The kernel source code in the .cpp file is quite straightforward because it just implements the kernel class constructor and run method. After including the other header files and the ADF and AIE API libraries, the kernel constructor can be implemented. The only operations done in the constructor are setting the rounding and saturation modes for the kernels. In this case the choice is to use the whole datatype representable numeric range to saturate, and to round positively if the results are multiples of \(0.5\).
fft1k_kernel::fft1k_kernel(void)
{
aie::set_rounding(aie::rounding_mode::positive_inf);
aie::set_saturation(aie::saturation_mode::saturate);
}
In the run function the data is read from the input buffer and written to the output buffer in linear fashion. To do so, the data() method of the buffer is used to get the pointer to the memory space reserved for the data. After getting the pointer to the data from the buffer structure pointer, a loop iterating through the batched signals instances is performed by using the REPEAT parameter from the header kernel file. Inside the loop, the staged FFT API is called for each stage on the pointed data, and the buffer data pointer is updated to the next instance of the data batch. It is also worth noting that in the following code block are used two chess compiler directives: one to prepare for software pipelining, and one to mark the loop to be expected to iterate REPEAT times.

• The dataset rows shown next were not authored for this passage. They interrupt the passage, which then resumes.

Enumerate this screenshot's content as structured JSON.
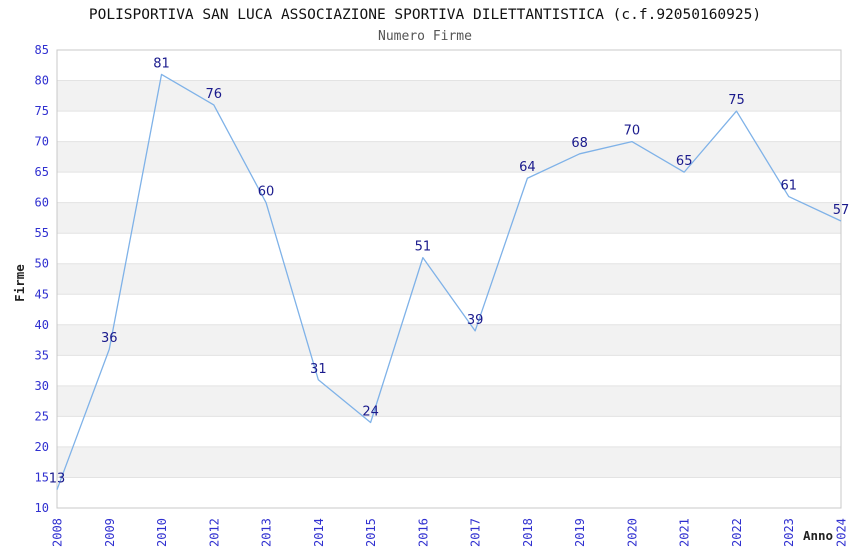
{
  "chart_data": {
    "type": "line",
    "title": "POLISPORTIVA SAN LUCA ASSOCIAZIONE SPORTIVA DILETTANTISTICA (c.f.92050160925)",
    "subtitle": "Numero Firme",
    "xlabel": "Anno",
    "ylabel": "Firme",
    "categories": [
      "2008",
      "2009",
      "2010",
      "2012",
      "2013",
      "2014",
      "2015",
      "2016",
      "2017",
      "2018",
      "2019",
      "2020",
      "2021",
      "2022",
      "2023",
      "2024"
    ],
    "values": [
      13,
      36,
      81,
      76,
      60,
      31,
      24,
      51,
      39,
      64,
      68,
      70,
      65,
      75,
      61,
      57
    ],
    "ylim": [
      10,
      85
    ],
    "ytick_step": 5,
    "grid": "horizontal-bands",
    "legend_position": "none",
    "markers": "none",
    "x_tick_rotation": -90,
    "colors": {
      "line": "#7FB2E8",
      "data_label": "#1A1A8C",
      "tick_label": "#3030D0",
      "band_fill": "#F2F2F2",
      "grid_line": "#E3E3E3",
      "plot_border": "#C8C8C8",
      "title": "#111111",
      "subtitle": "#555555",
      "axis_title": "#222222",
      "background": "#FFFFFF"
    }
  }
}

void fft1k_kernel::run( input_buffer<TT_DATA,extents<BUF_SIZE>> &
__restrict din,
output_buffer<TT_DATA,extents<BUF_SIZE>> &
__restrict dout )
{
TT_DATA* ibuff = din.data();
TT_DATA* obuff = dout.data();
for (int i=0; i < REPEAT; i++)
chess_prepare_for_pipelining
chess_loop_range(REPEAT,)
{
TT_DATA *__restrict in_data = ibuff;
TT_DATA *__restrict out_data = obuff;
aie::fft_dit_r4_stage<256>(in_data, tw0_1, tw0_0, tw0_2, N, SHIFT_TW, SHIFT_DT, INVERSE, out_data);
aie::fft_dit_r4_stage<64>(out_data, tw1_1, tw1_0, tw1_2, N, SHIFT_TW, SHIFT_DT, INVERSE, in_data);
aie::fft_dit_r4_stage<16>(in_data, tw2_1, tw2_0, tw2_2, N, SHIFT_TW, SHIFT_DT, INVERSE, out_data);
aie::fft_dit_r4_stage<4>(out_data, tw3_1, tw3_0, tw3_2, N, SHIFT_TW, SHIFT_DT, INVERSE, in_data);
aie::fft_dit_r4_stage<1>(in_data, tw4_1, tw4_0, tw4_2, N, SHIFT_TW, SHIFT_DT, INVERSE, out_data);
ibuff += N;
obuff += N;
}
}
For this implementation, the REPEAT parameter is set to 2. Thus two FFTs are batched together in one kernel. Therefore, in first instance, it must be replicated 64 times to perform all FFTs in parallel.